By the late 1800s, the South Pacific island chain of Samoa faced an existential crisis.
After squabbles between German, British, and American forces over the previous decades, Germany had taken the western islands of Samoa, and asserted its unpopular control over the people.
The eastern islands, however, were controlled by the United States with a lighter touch. And these Samoans had a good relationship with US merchants involved in the island’s coconut trade.
But rival Samoan factions still fought amongst each other.
High Chief Mauga was a prominent leader on the island of Tutuila which included the Pago Pago harbor— a site that was strategically important to the US Navy.
High Chief Mauga calculated that by aligning with the United States, his island would be protected from German aggression and internal strife.
And that’s why he was among the chiefs who signed The Deed of Cession of Tutuila, on April 17, 1900.

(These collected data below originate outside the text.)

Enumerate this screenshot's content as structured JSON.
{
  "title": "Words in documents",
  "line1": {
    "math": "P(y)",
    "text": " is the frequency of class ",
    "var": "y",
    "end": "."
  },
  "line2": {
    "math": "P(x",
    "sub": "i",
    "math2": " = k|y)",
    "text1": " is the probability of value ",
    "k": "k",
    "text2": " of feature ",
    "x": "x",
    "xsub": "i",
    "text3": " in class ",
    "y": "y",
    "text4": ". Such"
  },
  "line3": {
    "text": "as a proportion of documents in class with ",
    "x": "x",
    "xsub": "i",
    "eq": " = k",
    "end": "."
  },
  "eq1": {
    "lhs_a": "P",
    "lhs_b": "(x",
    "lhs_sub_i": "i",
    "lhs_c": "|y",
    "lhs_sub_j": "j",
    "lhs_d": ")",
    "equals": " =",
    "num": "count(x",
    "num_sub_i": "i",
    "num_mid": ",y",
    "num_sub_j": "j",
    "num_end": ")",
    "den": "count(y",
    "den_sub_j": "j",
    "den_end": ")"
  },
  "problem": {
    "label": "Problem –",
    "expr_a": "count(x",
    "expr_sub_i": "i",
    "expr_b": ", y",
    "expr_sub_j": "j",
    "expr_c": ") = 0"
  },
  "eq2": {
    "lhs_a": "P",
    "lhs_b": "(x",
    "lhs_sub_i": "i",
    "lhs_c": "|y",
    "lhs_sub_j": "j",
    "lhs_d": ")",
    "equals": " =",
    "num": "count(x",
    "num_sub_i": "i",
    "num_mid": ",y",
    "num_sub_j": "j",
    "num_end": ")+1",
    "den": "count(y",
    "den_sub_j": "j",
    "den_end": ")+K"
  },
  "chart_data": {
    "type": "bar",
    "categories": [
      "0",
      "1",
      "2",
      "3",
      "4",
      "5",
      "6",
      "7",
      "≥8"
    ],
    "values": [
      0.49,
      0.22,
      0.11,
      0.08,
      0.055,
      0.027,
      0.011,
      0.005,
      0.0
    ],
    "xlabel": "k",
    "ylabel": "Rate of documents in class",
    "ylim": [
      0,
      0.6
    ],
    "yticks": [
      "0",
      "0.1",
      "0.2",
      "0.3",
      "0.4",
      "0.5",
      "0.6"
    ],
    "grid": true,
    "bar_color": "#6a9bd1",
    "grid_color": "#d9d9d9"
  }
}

Importantly, this agreement protected Samoan autonomy and property. And it specifically made American Samoans US “nationals”— a status later solidified by the passage of the Samoa Act of 1929.
Now, there is a bizarre legal distinction between being a US citizen and being a US “national”.

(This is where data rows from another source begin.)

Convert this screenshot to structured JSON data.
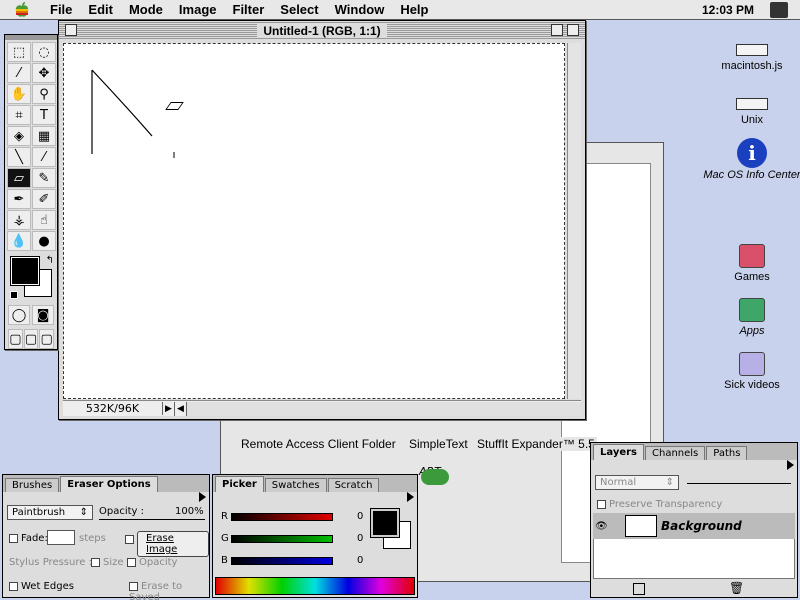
{
  "menubar": {
    "items": [
      "File",
      "Edit",
      "Mode",
      "Image",
      "Filter",
      "Select",
      "Window",
      "Help"
    ],
    "clock": "12:03 PM"
  },
  "document": {
    "title": "Untitled-1 (RGB, 1:1)",
    "status_size": "532K/96K"
  },
  "desktop": {
    "icons": [
      {
        "label": "macintosh.js",
        "kind": "disk"
      },
      {
        "label": "Unix",
        "kind": "disk"
      },
      {
        "label": "Mac OS Info Center",
        "kind": "info"
      },
      {
        "label": "Games",
        "kind": "folder",
        "color": "#d9506a"
      },
      {
        "label": "Apps",
        "kind": "folder",
        "color": "#3fa66a"
      },
      {
        "label": "Sick videos",
        "kind": "folder",
        "color": "#b6b0e6"
      }
    ]
  },
  "finder_window": {
    "items": [
      "Remote Access Client Folder",
      "SimpleText",
      "StuffIt Expander™ 5.5",
      "ART"
    ]
  },
  "brushes_palette": {
    "tabs": [
      "Brushes",
      "Eraser Options"
    ],
    "active_tab": "Eraser Options",
    "mode": "Paintbrush",
    "opacity_label": "Opacity :",
    "opacity_value": "100%",
    "fade_label": "Fade:",
    "steps_label": "steps",
    "erase_image_label": "Erase Image",
    "stylus_label": "Stylus Pressure :",
    "size_label": "Size",
    "opacity_option": "Opacity",
    "wet_edges_label": "Wet Edges",
    "erase_saved_label": "Erase to Saved"
  },
  "picker_palette": {
    "tabs": [
      "Picker",
      "Swatches",
      "Scratch"
    ],
    "active_tab": "Picker",
    "channels": [
      {
        "name": "R",
        "value": "0",
        "color": "#e00000"
      },
      {
        "name": "G",
        "value": "0",
        "color": "#00c000"
      },
      {
        "name": "B",
        "value": "0",
        "color": "#0000e0"
      }
    ]
  },
  "layers_palette": {
    "tabs": [
      "Layers",
      "Channels",
      "Paths"
    ],
    "active_tab": "Layers",
    "blend_mode": "Normal",
    "preserve_label": "Preserve Transparency",
    "layer_name": "Background"
  }
}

To this day, as US nationals, Samoans are issued US passports and can travel globally just like any US citizen. Samoans can also visit, live, and work within the United States. They cannot, however, vote in federal elections or hold certain public offices.
This makes American Samoans distinct among the inhabitants of other American territories such as Guam and Puerto Rico who are born US citizens.
To clarify, all US citizens are also considered nationals. But not all US nationals are US citizens. Strange, right?
Today, between 50,000 to 100,000 American Samoans globally enjoy this unique status. And I say “enjoy” because being a US national and not a US citizen comes with a huge benefit:
US nationals are NOT subject to the United States’ policy of taxing citizens on their worldwide income, no matter where in the world they live or earn money.
It’s true that other US territories can set their own tax policy for bona fide residents to follow. That is why living in Puerto Rico is such a great option for Americans to legally reduce their tax rate.
But if Puerto Rican born citizens move off the island, whether to the United States mainland or overseas, they will owe taxes to the IRS because they are still US citizens.
But this is not the case for American Samoans. As US nationals, they are not subject to worldwide taxation while living in American Samoa, or anywhere else.
Sure, if an American Samoan as a US national lives in, say, California, he or she will pay all the applicable federal and state taxes, just like any other US resident.
However, if they leave the United States, they stop being subject to IRS jurisdiction altogether. That means US nationals (who are not citizens) can have a tax-free and reporting-free life if they move to one of the many countries with no income tax, or a territorial tax.
And again, that’s a critical distinction from US citizens, who remain under Uncle Sam’s tax jurisdiction no matter where they live.
Now, I’d love to tell you that there’s an easy way you could swap your US citizenship for US nationality. So far we haven’t found one… but we’re still looking.
There is, however, a way for some people to create this benefit and set their future children up to be US nationals.
Most people won’t qualify; if you’re a US citizen and have lived in the United States for at least one continuous year at any time during your life, then even if you have children born in American Samoa, they would inherit your US citizenship.
If, however, you are one of the approximately 9 million “accidental Americans” globally who were born with US citizenship but have never actually lived in the US, then technically you could have a child in American Samoa… and that child would become a US national (NOT a citizen).
In addition, non-Americans could also make this work.
Children born in American Samoa to non-American citizens also become US nationals but not citizens.
There are still challenges…
For example, American Samoa only allows non-Americans to visit for 30 days at a time. It is possible, however, to extend this another 30-days with a local sponsor, or up to a year if you enroll in the local community college, or get a job on the island— they are somewhat desperate for certain qualified professionals.
Naturally we realize that this is a unique situation that will apply to only a handful of people.
But this is just one of many obscure legal quirks that we routinely uncover in our research that can be used to reduce taxes, expand your living options, or pursue other global opportunities.
The point is that having a broad understanding of these sorts of policies can open up doors all throughout the world.
And when you’re forming a strategy to live your life by your own design, it pays to be armed with this sort of knowledge.